Reaching a compromise

Deal expected on when Fourth of July chairs can hit Canonsburg streets

  • By Christie Campbell
    Staff writer October 2, 2012

CANONSBURG – A compromise on when chairs can line Pike Street for the annual July 4 parade appears to have been reached.

Borough council will vote next week to allow chairs to be placed along the route 48 hours before the parade.

The Fourth of July Committee had suggested the two-day time frame, explained Councilman Joseph McGarry in a report to borough council Monday night.

“They thought the 6 a.m. time would cause chaos,” he told council, referring to council’s earlier edict that chairs not be placed out until the morning of the Independence Day parade.

That ban caused a petition to be circulated and creation of a “Save the Canonsburg parade chairs” Facebook page.

But this year some chairs were set out as early as June 22, leading to problems when high winds blew them into the street.

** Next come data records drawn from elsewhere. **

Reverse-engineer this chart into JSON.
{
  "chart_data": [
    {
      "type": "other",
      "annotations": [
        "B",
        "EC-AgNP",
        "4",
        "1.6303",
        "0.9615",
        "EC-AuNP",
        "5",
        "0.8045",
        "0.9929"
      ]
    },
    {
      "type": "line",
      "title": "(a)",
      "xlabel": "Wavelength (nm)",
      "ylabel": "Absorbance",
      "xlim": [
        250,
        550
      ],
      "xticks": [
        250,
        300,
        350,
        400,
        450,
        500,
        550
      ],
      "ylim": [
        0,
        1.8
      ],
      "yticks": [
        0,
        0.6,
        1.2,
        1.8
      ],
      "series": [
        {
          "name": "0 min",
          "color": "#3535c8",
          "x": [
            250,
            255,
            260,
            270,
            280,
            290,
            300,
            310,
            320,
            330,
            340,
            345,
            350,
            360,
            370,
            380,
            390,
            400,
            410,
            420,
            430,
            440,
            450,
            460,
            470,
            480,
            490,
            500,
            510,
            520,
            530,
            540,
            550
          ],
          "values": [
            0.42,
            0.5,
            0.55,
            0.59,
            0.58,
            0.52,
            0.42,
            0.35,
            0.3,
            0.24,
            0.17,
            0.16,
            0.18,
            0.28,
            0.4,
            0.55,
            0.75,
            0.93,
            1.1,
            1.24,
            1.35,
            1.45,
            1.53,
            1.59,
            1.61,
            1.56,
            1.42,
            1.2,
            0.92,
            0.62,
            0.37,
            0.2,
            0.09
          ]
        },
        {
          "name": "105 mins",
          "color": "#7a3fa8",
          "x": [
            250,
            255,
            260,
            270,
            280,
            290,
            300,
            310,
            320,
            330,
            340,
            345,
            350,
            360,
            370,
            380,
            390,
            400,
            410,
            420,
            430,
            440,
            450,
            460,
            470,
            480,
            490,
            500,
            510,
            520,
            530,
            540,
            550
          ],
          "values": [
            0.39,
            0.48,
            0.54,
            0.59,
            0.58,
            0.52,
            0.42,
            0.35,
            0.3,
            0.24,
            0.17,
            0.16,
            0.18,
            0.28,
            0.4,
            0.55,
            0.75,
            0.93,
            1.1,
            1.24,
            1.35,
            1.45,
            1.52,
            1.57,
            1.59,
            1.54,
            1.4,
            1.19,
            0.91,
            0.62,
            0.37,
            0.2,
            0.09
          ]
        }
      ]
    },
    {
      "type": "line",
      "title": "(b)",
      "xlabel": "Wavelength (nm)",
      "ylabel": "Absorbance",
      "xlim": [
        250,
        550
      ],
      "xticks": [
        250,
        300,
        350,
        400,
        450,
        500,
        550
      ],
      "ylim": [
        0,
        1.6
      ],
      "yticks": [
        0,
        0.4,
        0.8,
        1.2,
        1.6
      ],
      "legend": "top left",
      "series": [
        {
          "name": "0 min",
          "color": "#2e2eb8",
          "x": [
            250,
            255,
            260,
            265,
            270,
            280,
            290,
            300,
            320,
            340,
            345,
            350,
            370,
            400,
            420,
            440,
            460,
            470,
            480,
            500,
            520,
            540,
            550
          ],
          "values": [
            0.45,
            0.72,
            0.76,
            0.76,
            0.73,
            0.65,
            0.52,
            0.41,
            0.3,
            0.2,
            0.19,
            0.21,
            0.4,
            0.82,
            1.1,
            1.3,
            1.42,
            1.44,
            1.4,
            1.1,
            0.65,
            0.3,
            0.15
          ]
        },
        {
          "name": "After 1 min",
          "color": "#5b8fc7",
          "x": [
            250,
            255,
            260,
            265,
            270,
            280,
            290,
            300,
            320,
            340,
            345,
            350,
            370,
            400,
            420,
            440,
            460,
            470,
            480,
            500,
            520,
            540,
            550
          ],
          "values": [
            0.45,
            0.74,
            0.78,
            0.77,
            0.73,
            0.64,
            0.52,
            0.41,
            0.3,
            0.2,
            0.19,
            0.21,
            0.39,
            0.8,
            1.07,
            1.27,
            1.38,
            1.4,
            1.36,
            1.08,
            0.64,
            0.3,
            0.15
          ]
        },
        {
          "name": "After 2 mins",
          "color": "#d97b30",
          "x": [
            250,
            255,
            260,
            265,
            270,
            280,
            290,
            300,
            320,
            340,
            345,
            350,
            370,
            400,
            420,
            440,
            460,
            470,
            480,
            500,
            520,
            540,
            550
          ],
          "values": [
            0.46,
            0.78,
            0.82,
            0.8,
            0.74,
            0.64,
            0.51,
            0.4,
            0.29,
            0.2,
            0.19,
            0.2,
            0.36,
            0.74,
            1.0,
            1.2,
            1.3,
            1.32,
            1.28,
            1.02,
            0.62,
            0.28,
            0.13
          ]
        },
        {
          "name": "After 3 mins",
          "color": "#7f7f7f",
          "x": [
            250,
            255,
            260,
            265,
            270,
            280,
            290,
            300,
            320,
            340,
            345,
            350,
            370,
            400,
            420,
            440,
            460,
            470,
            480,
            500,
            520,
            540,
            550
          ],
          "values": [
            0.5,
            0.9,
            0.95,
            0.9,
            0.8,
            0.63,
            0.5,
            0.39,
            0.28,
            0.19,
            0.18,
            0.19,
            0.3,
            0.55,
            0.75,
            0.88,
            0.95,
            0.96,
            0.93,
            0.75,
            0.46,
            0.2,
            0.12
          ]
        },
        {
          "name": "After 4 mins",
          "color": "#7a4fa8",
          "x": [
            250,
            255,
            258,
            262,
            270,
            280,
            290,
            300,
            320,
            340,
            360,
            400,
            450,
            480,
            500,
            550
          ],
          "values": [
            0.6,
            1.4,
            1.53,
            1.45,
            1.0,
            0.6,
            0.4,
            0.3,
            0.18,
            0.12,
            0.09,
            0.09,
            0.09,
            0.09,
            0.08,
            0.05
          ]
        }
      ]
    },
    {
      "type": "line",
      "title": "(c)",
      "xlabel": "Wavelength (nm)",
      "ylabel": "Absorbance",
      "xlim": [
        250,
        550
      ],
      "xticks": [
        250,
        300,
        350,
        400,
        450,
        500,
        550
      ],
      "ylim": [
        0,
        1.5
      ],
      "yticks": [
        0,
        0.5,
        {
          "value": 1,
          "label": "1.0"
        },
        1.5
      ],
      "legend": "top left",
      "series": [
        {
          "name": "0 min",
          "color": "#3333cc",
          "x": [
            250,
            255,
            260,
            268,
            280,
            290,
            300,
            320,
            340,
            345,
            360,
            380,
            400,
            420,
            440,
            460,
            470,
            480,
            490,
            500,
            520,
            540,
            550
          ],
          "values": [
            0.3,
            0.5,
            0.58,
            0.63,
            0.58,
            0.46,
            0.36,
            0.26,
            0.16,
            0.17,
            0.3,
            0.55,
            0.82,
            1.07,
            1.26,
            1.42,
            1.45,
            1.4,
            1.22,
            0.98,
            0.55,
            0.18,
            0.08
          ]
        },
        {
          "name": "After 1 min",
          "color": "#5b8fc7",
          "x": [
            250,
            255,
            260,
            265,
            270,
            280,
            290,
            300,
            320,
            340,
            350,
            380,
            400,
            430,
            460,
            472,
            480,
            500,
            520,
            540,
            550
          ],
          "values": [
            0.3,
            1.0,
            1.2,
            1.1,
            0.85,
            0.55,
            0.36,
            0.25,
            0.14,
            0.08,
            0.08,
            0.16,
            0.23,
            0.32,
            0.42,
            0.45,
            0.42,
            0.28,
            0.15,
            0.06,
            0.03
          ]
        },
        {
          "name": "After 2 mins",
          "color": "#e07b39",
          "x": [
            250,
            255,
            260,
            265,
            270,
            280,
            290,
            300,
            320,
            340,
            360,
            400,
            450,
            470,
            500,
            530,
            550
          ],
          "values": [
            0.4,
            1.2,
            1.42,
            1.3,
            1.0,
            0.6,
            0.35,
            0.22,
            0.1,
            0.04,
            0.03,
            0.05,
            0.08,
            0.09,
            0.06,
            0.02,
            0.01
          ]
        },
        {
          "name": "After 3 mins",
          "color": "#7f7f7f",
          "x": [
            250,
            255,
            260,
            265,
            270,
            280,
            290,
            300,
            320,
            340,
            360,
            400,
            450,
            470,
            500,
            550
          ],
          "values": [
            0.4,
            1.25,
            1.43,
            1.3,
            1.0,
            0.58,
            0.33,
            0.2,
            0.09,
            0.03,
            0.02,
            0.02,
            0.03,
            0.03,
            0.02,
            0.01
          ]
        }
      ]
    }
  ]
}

Others were being tied together with yellow caution tape or chained to trees, creating hazards for pedestrians.

The new recommendation is to allow seating to be placed along the route at 6 a.m. July 2.

McGarry told council the committee has done such a commendable job in organizing the event in past years that council should agree to its recommendation.

Mayor David Rhome asked council to consider enforcement and said a cooperative effort will be needed between the police and public works departments to make sure the chairs are not placed out early.

Council President John Bevec noted that two weeks prior to the parade the public works crew is painting curbs or weeding along Pike Street anyway.

“If we get a call or they see something, just gather them up and take the chairs to the garage,” he said.

Borough Manager Terry Hazlett agreed, saying that if residents are reminded, they will abide by the new times. McGarry said perhaps a sign could be placed at the end of town as well.

Council also discussed whether it should adopt a new ordinance governing the issue but solicitor Patrick Derrico said that was not necessary as police already have the power to remove hazardous property.